Encryption & Hashing

What is Encryption?

Encryption is the process of turning data into other data, data which can only be made meaningful if you know how to decrypt it.

When do I use it?

You should encrypt any data your organization has deemed "sensitive", both in transit and at rest.

States of data

Data is generally thought of as having three "states". Just like matter can be a liquid, solid or gas¹, data can be "in transit" (or "in motion"), "in use", or "at rest".

Data "in use" is a reference to data being stored in volatile memory, i.e. RAM. We could extend this metaphor to data displayed and edited in the web browser, but either way it's generally thought of as being the end-user's problem, and there's not much we can do about encrypting it, so we're not going to bother with it much today.

For our purposes, we can think of data "in transit" as being data transmitted from a client (like a browser) to our web server, or the reverse.

Data "at rest" is data stored in non-volatile memory, like in our database.

You should think of it as your responsibility to encrypt data that is "in transit" or "at rest".

Encrypting Data in Transit

Great news! We learned how to do this last week, and it's pretty easy.

Get an SSL certificate for your website
Set your Strict-Transport-Security HTTP header to make https mandatory.

Encrypting Data at Rest

Ok, step 1: use an encryption library, not some "roll-your-own" solution.

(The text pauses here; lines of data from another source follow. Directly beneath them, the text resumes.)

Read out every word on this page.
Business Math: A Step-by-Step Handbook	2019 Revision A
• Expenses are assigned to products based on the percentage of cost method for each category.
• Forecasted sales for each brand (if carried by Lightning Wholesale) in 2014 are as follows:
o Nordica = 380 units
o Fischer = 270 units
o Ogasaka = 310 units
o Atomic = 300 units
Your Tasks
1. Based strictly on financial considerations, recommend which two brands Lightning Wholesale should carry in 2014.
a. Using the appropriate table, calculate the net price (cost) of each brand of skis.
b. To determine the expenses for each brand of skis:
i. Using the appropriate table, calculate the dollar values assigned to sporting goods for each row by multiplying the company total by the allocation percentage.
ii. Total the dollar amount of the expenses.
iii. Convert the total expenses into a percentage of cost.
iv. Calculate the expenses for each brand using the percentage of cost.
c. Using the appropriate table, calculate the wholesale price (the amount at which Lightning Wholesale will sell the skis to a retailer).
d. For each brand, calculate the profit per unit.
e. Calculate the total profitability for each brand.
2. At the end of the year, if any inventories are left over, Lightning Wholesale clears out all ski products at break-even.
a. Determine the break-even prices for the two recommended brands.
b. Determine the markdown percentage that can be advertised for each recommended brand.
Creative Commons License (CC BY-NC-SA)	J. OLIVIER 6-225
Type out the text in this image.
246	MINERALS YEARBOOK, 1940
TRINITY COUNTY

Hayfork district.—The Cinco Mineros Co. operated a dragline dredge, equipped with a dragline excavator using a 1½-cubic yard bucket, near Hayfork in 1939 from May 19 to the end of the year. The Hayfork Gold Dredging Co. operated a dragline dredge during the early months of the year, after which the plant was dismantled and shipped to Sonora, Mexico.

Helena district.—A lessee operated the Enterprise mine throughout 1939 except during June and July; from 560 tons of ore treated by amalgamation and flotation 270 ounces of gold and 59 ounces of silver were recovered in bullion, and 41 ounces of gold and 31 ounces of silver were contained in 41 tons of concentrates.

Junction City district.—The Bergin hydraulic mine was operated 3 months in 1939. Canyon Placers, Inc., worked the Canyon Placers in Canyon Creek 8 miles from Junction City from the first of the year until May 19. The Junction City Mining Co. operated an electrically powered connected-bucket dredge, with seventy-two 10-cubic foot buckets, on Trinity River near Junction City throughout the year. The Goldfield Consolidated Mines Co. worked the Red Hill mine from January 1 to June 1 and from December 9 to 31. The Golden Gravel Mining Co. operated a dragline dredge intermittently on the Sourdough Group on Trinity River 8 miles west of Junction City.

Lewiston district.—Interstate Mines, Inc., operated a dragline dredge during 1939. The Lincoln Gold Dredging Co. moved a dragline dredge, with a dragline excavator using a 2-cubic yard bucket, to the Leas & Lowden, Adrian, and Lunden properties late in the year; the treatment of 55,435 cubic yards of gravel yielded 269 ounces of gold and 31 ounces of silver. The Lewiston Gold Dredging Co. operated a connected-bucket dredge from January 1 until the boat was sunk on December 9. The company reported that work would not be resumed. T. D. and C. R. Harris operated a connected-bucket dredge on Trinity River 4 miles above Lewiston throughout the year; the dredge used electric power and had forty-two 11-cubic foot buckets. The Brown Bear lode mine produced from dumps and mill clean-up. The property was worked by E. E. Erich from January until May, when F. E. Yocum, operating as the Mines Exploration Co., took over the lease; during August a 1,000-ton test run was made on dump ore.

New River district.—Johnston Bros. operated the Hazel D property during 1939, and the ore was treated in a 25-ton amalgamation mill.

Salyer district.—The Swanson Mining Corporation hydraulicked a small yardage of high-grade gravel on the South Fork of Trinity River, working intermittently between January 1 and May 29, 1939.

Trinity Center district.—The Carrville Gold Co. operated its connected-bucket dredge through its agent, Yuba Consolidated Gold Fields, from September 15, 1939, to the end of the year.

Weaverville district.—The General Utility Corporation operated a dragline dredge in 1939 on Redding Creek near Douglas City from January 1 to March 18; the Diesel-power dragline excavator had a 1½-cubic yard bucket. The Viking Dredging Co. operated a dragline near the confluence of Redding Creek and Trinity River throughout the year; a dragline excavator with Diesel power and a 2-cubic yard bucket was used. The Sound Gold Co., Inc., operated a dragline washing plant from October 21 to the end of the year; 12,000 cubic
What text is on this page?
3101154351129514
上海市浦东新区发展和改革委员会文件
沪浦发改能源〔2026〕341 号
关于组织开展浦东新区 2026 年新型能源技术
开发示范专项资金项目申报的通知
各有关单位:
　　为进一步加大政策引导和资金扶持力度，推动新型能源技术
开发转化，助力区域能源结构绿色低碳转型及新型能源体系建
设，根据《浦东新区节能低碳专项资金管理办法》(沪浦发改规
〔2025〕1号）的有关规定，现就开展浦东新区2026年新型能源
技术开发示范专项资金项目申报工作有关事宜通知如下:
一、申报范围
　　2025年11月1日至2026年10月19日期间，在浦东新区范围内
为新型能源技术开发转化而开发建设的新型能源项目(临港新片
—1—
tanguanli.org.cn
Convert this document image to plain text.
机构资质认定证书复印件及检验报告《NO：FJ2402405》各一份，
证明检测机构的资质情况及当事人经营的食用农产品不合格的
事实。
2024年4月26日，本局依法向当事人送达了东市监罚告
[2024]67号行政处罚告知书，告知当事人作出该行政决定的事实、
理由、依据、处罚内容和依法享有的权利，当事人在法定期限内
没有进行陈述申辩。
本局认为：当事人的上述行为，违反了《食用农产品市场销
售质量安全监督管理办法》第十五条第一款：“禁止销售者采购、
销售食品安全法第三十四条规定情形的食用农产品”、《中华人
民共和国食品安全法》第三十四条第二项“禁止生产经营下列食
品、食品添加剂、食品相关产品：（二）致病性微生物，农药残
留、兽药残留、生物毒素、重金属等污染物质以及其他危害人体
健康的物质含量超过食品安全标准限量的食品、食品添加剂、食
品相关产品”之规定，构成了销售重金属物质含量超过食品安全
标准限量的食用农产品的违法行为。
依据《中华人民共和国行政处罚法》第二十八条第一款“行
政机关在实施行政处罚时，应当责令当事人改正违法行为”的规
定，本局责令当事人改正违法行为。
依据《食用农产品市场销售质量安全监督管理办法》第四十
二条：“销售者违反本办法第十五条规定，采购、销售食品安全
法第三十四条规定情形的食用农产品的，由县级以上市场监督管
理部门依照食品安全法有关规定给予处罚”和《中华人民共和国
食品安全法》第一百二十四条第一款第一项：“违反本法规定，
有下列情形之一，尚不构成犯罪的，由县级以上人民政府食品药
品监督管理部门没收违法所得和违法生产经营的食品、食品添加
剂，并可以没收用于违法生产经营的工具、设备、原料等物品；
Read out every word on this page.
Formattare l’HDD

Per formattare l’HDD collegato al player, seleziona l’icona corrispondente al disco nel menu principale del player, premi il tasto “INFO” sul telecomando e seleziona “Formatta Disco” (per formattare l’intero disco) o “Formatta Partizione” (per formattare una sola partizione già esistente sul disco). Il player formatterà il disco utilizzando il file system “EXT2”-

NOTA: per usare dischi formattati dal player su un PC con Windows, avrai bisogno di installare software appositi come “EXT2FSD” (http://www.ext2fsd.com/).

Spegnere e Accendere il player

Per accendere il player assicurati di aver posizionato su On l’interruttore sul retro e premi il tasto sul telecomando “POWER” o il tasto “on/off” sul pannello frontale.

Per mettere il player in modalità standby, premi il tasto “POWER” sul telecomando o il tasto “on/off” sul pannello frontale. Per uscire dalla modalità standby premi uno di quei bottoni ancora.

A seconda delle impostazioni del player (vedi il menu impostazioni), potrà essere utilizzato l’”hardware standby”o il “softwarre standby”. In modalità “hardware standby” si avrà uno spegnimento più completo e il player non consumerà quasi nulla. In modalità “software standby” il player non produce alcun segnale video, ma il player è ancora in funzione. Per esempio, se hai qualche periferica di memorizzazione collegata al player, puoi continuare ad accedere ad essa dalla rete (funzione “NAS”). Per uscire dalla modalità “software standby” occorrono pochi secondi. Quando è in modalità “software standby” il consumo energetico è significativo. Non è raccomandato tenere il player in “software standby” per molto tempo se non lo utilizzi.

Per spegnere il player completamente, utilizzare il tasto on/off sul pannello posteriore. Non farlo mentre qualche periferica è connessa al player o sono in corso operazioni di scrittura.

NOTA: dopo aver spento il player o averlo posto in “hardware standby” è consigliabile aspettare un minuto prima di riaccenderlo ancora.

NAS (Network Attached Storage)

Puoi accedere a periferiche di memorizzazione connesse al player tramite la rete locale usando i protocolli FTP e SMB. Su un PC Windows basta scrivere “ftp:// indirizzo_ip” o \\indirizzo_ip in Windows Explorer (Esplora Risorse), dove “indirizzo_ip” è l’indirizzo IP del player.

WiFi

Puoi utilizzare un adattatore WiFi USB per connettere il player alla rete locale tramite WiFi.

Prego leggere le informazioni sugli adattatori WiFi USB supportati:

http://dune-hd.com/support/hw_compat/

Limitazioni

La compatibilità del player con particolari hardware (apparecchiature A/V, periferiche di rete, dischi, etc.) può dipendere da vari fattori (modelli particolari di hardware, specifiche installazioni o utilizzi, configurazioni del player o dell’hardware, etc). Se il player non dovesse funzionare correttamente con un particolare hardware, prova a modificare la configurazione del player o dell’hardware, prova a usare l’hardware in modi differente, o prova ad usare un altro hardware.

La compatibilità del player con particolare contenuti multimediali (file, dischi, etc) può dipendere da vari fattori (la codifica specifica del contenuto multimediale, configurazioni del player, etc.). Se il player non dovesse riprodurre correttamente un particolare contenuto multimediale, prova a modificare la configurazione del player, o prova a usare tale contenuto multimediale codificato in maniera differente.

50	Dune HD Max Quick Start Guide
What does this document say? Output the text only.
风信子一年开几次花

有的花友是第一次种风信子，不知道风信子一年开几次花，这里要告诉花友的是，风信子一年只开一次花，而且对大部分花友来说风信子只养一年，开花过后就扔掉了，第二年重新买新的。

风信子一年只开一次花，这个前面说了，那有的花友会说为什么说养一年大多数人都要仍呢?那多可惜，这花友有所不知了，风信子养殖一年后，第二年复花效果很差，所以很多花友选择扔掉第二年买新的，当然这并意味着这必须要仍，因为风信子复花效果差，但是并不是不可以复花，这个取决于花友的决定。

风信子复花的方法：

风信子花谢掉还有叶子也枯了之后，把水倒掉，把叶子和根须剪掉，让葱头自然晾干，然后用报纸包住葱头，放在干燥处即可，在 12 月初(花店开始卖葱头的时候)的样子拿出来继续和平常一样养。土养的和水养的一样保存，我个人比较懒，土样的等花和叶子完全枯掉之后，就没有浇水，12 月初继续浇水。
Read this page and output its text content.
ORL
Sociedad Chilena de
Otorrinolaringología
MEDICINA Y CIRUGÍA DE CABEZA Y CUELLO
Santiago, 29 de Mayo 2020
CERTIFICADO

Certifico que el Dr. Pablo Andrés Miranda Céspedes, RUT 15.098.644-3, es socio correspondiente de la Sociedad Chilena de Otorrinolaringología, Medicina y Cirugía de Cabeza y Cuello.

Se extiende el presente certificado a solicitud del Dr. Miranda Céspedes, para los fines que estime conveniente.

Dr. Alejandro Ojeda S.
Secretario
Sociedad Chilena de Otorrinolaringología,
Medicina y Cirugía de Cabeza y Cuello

More on encryption libraries in a moment.

How does encryption work?

Let's take a look at a (very, very simple, and therefore very, very bad) example of encryption:

If you're just reading along in the notes without the accompanying lecture, make sure you check out the comments in the JavaScript.

While in this example, we used a single formula (letter + 1), a proper encryption algorithm would have a different formula every time it encrypts data. To know the formula used to encrypt a particular block of data, you need the "key".

Symmetric vs. Asymmetric encryption

If you use the same key to encrypt and decrypt, this is known as "symmetric key encryption".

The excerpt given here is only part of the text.